Wer an der Maritimen Meile durch den Vegesacker Stadtgarten flaniert, entdeckt schräg gegenüber der Signalstation das kubische „Haus am Wasser“ – im Volksmund „Papageienhaus“ genannt. In dem ehemaligen Boots- und Vereinshaus des Vegesacker Rudervereins beherbergte und pflegte die Tierfreundin Carola Schulze in den 70er-Jahren Hunderte exotische Vögel und stellte sie gegen Eintrittsgeld zur Schau. Die Nordbremerin ging als Papageienmutter in die Annalen des 1927 erbauten Gebäudes ein.
Seit 1994 steht das Haus am Wasser unter Denkmalschutz, fristet derzeit aber eher ein Schattendasein. Zu Unrecht.
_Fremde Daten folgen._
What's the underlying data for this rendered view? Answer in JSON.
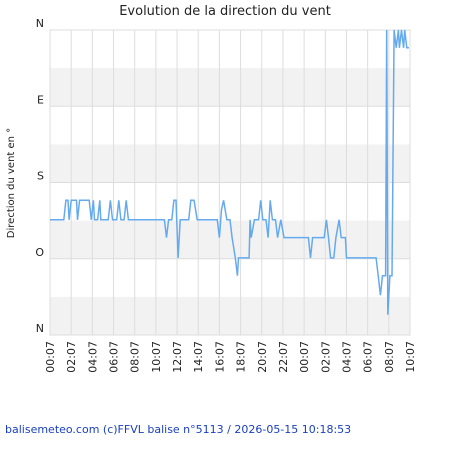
{
  "chart_data": {
    "type": "line",
    "title": "Evolution de la direction du vent",
    "y_label": "Direction du vent en °",
    "footer": "balisemeteo.com (c)FFVL balise n°5113 / 2026-05-15 10:18:53",
    "xlim": [
      0,
      34
    ],
    "ylim": [
      0,
      360
    ],
    "y_inverted": true,
    "grid": true,
    "xticks": [
      {
        "value": 0,
        "label": "00:07"
      },
      {
        "value": 2,
        "label": "02:07"
      },
      {
        "value": 4,
        "label": "04:07"
      },
      {
        "value": 6,
        "label": "06:07"
      },
      {
        "value": 8,
        "label": "08:07"
      },
      {
        "value": 10,
        "label": "10:07"
      },
      {
        "value": 12,
        "label": "12:07"
      },
      {
        "value": 14,
        "label": "14:07"
      },
      {
        "value": 16,
        "label": "16:07"
      },
      {
        "value": 18,
        "label": "18:07"
      },
      {
        "value": 20,
        "label": "20:07"
      },
      {
        "value": 22,
        "label": "22:07"
      },
      {
        "value": 24,
        "label": "00:07"
      },
      {
        "value": 26,
        "label": "02:07"
      },
      {
        "value": 28,
        "label": "04:07"
      },
      {
        "value": 30,
        "label": "06:07"
      },
      {
        "value": 32,
        "label": "08:07"
      },
      {
        "value": 34,
        "label": "10:07"
      }
    ],
    "yticks": [
      {
        "value": 0,
        "label": "N"
      },
      {
        "value": 90,
        "label": "E"
      },
      {
        "value": 180,
        "label": "S"
      },
      {
        "value": 270,
        "label": "O"
      },
      {
        "value": 360,
        "label": "N"
      }
    ],
    "series": [
      {
        "color": "#66aaee",
        "x": [
          0,
          1.3,
          1.5,
          1.7,
          1.8,
          2.0,
          2.5,
          2.6,
          2.8,
          3.7,
          3.9,
          4.1,
          4.2,
          4.5,
          4.7,
          4.8,
          5.5,
          5.7,
          5.9,
          6.3,
          6.5,
          6.7,
          7.0,
          7.2,
          7.4,
          10.8,
          11.0,
          11.2,
          11.5,
          11.7,
          11.9,
          12.1,
          12.3,
          13.1,
          13.3,
          13.6,
          13.9,
          15.8,
          16.0,
          16.2,
          16.4,
          16.7,
          17.0,
          17.2,
          17.5,
          17.7,
          17.8,
          18.8,
          18.9,
          19.0,
          19.3,
          19.7,
          19.9,
          20.1,
          20.4,
          20.6,
          20.8,
          21.0,
          21.3,
          21.5,
          21.8,
          22.1,
          24.4,
          24.6,
          24.8,
          25.9,
          26.1,
          26.3,
          26.5,
          26.8,
          27.0,
          27.3,
          27.5,
          27.9,
          28.0,
          30.8,
          31.0,
          31.2,
          31.4,
          31.7,
          31.8,
          31.9,
          32.1,
          32.3,
          32.5,
          32.7,
          32.9,
          33.0,
          33.2,
          33.4,
          33.5,
          33.7,
          33.9
        ],
        "values": [
          224,
          224,
          201,
          201,
          224,
          201,
          201,
          224,
          201,
          201,
          224,
          201,
          224,
          224,
          201,
          224,
          224,
          201,
          224,
          224,
          201,
          224,
          224,
          201,
          224,
          224,
          245,
          224,
          224,
          201,
          201,
          269,
          224,
          224,
          201,
          201,
          224,
          224,
          245,
          212,
          201,
          224,
          224,
          245,
          269,
          290,
          269,
          269,
          224,
          245,
          224,
          224,
          201,
          224,
          224,
          245,
          201,
          224,
          224,
          245,
          224,
          245,
          245,
          269,
          245,
          245,
          224,
          245,
          269,
          269,
          245,
          224,
          245,
          245,
          269,
          269,
          290,
          313,
          290,
          290,
          0,
          336,
          290,
          290,
          0,
          21,
          0,
          21,
          0,
          21,
          0,
          21,
          21
        ]
      }
    ]
  }
}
Das Bootshaus entwarf nämlich der Bauhaus-Architekt Ernst Becker (1900 bis 1968), der sich ab 1948 zur Unterscheidung von einem anderen Ernst Becker vorzugsweise Ernst Becker-Sassenhof nannte. Er war ein profilierter Vertreter der Neuen Sachlichkeit und verzichtete auf jegliche Verzierung. Die Form eines Gebäudes sollte allein dem Zweck entsprechen.
Rechts neben dem Bootshaus stand seinerzeit das kubische Wohnhaus des Architekten aus Essen, der eine Vegesacker Kapitänstochter geheiratet und auf dem Familiengrundstück gebaut hatte. Dieses Haus wurde aber Anfang der 70er-Jahre abgerissen.
Das Boots- und Vereinshaus blieb stehen. Es hatte neben dem zentralen Eingang zwei große Tore, durch welche die Ruderboote zur Weser geschoben wurden. Das zurückgesetzte Obergeschoss beherbergte die Vereinsräume. Ein kleiner Turm mit vertikalem Fensterband gewährte aus jeder Höhe einen guten Ausblick auf die Weser. Bei Bedarf hissten die Ruderer auf dem Turm ihre Vereinsflagge oder auch die Speckflagge. 1974 gaben sie das Bootshaus im Zuge der Weservertiefung auf.
In den Jahren verändert
Während der zurückliegenden Jahrzehnte veränderte sich das Antlitz des Bootshauses massiv. Im Zweiten Weltkrieg wurde der Turm um rund zwei Meter kürzer, nachdem eine Fliegerbombe auf das Gebäude gefallen war. Im Verlauf der Jahre verschwanden zudem Ziegelbänder unter Putz, neuere Fenster hatten keine Sprossen, die Tore wurden zugemauert und Eisengitter ersetzten die gemauerte Terrassenbrüstung. Zudem wurde das Gebäude durch diverse Sturmfluten arg ramponiert und drohte, allmählich zu verfallen.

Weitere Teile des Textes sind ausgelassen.